A young man sits at a desk in a small, nondescript, windowless office in downtown Boston. He has just arrived, a new temp worker, just a few months out of college. Two superiors hover around, both female, both blonde. The younger of the two, just a few years older than the boy, is mildly attractive, and a decent conversationalist. The older one, fair-skinned, slender, and more than amply endowed, looks and acts like the stereotype of a 1950’s airline stewardess.
Within a few weeks both females take an unmistakable liking to the young newcomer. Nothing overtly sexual; one is married, the other engaged, and both seem to possess an uncommonly high degree of moral fiber relative to the modern-day society in which they live. But our boy nevertheless starts to feel the faint tingling of a particular, familiar sensation, at once thrilling and endlessly comfortable. It arises from before memory, like something written in the code of his DNA. It is the one feeling that, if he’s being honest, trumps all others; adoring female attention.
But it is stopped dead before it can be felt by all but the deepest and most resilient layers of his consciousness.

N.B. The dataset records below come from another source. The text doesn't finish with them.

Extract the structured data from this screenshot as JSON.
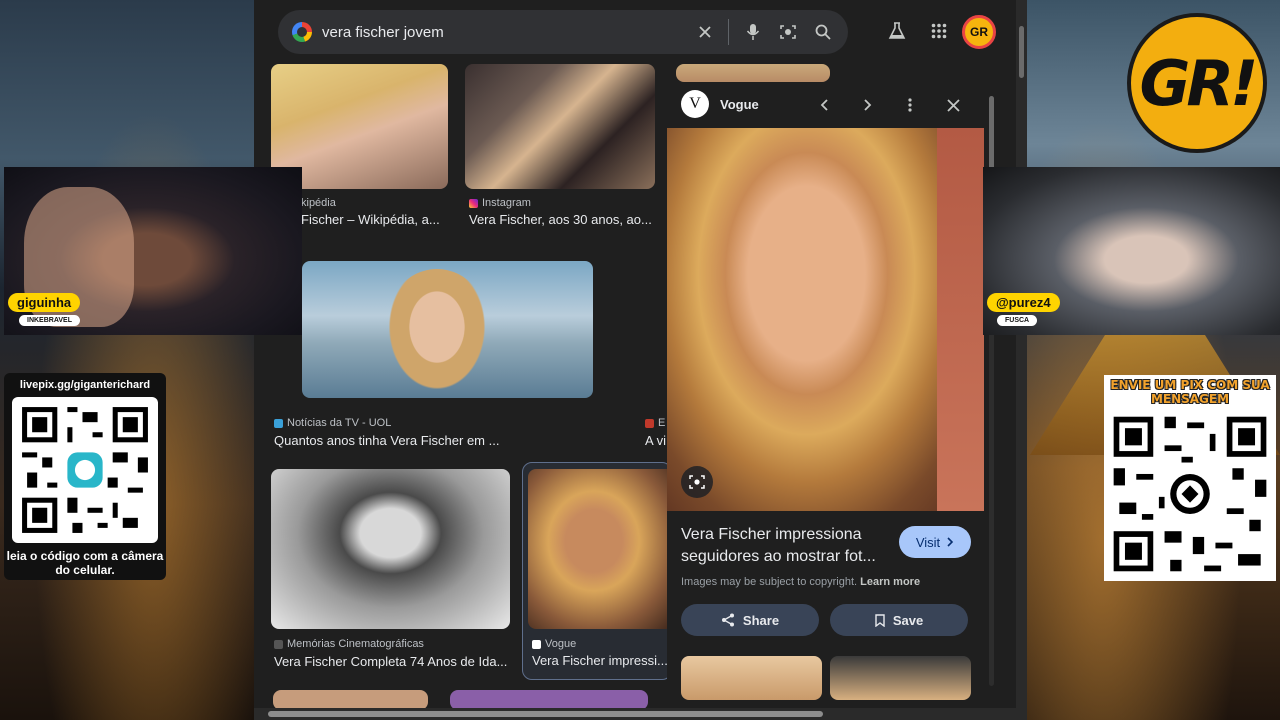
{
  "search": {
    "query": "vera fischer jovem"
  },
  "results": [
    {
      "source": "kipédia",
      "title": "Fischer – Wikipédia, a..."
    },
    {
      "source": "Instagram",
      "title": "Vera Fischer, aos 30 anos, ao..."
    },
    {
      "source": "Notícias da TV - UOL",
      "title": "Quantos anos tinha Vera Fischer em ..."
    },
    {
      "source": "E",
      "title": "A vi"
    },
    {
      "source": "Memórias Cinematográficas",
      "title": "Vera Fischer Completa 74 Anos de Ida..."
    },
    {
      "source": "Vogue",
      "title": "Vera Fischer impressi..."
    }
  ],
  "panel": {
    "site": "Vogue",
    "site_logo": "V",
    "title": "Vera Fischer impressiona seguidores ao mostrar fot...",
    "visit_label": "Visit",
    "copyright": "Images may be subject to copyright.",
    "learn_more": "Learn more",
    "share_label": "Share",
    "save_label": "Save"
  },
  "overlay": {
    "brand_logo": "GR!",
    "avatar_text": "GR",
    "left_streamer": {
      "name": "giguinha",
      "sub": "INKEBRAVEL"
    },
    "right_streamer": {
      "name": "@purez4",
      "sub": "FUSCA"
    },
    "left_qr": {
      "url": "livepix.gg/giganterichard",
      "caption": "leia o código com a câmera do celular."
    },
    "right_qr": {
      "header": "ENVIE UM PIX COM SUA MENSAGEM"
    }
  },
  "colors": {
    "page_bg": "#1f1f1f",
    "search_bg": "#303134",
    "visit_bg": "#a8c7fa",
    "action_bg": "#394457",
    "tag_yellow": "#ffd400"
  },
  "icons": [
    "google-logo-icon",
    "clear-icon",
    "mic-icon",
    "lens-icon",
    "search-icon",
    "labs-flask-icon",
    "apps-grid-icon",
    "chevron-left-icon",
    "chevron-right-icon",
    "more-vert-icon",
    "close-icon",
    "share-icon",
    "bookmark-icon",
    "chevron-right-small-icon"
  ]
}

In its place arise pain, anger and fear. It is a feeling that he no longer trusts.
Before long, the young man listens to headphones for the better part of each workday, as he mindlessly performs his duties.
A few months go by. Some days he actually falls to pieces inside. Not at a memory of her, or at the sudden immediate pang of irreplaceable-ness and finality. But slowly, listening each day to the throbbing, repeating, vibrato’d guitar hymn of the Rolling Stones’ Let It Loose, he begins to feel a distant ember of hope returning; the faintest stirrings of reassurance that it will all, eventually, turn out ok.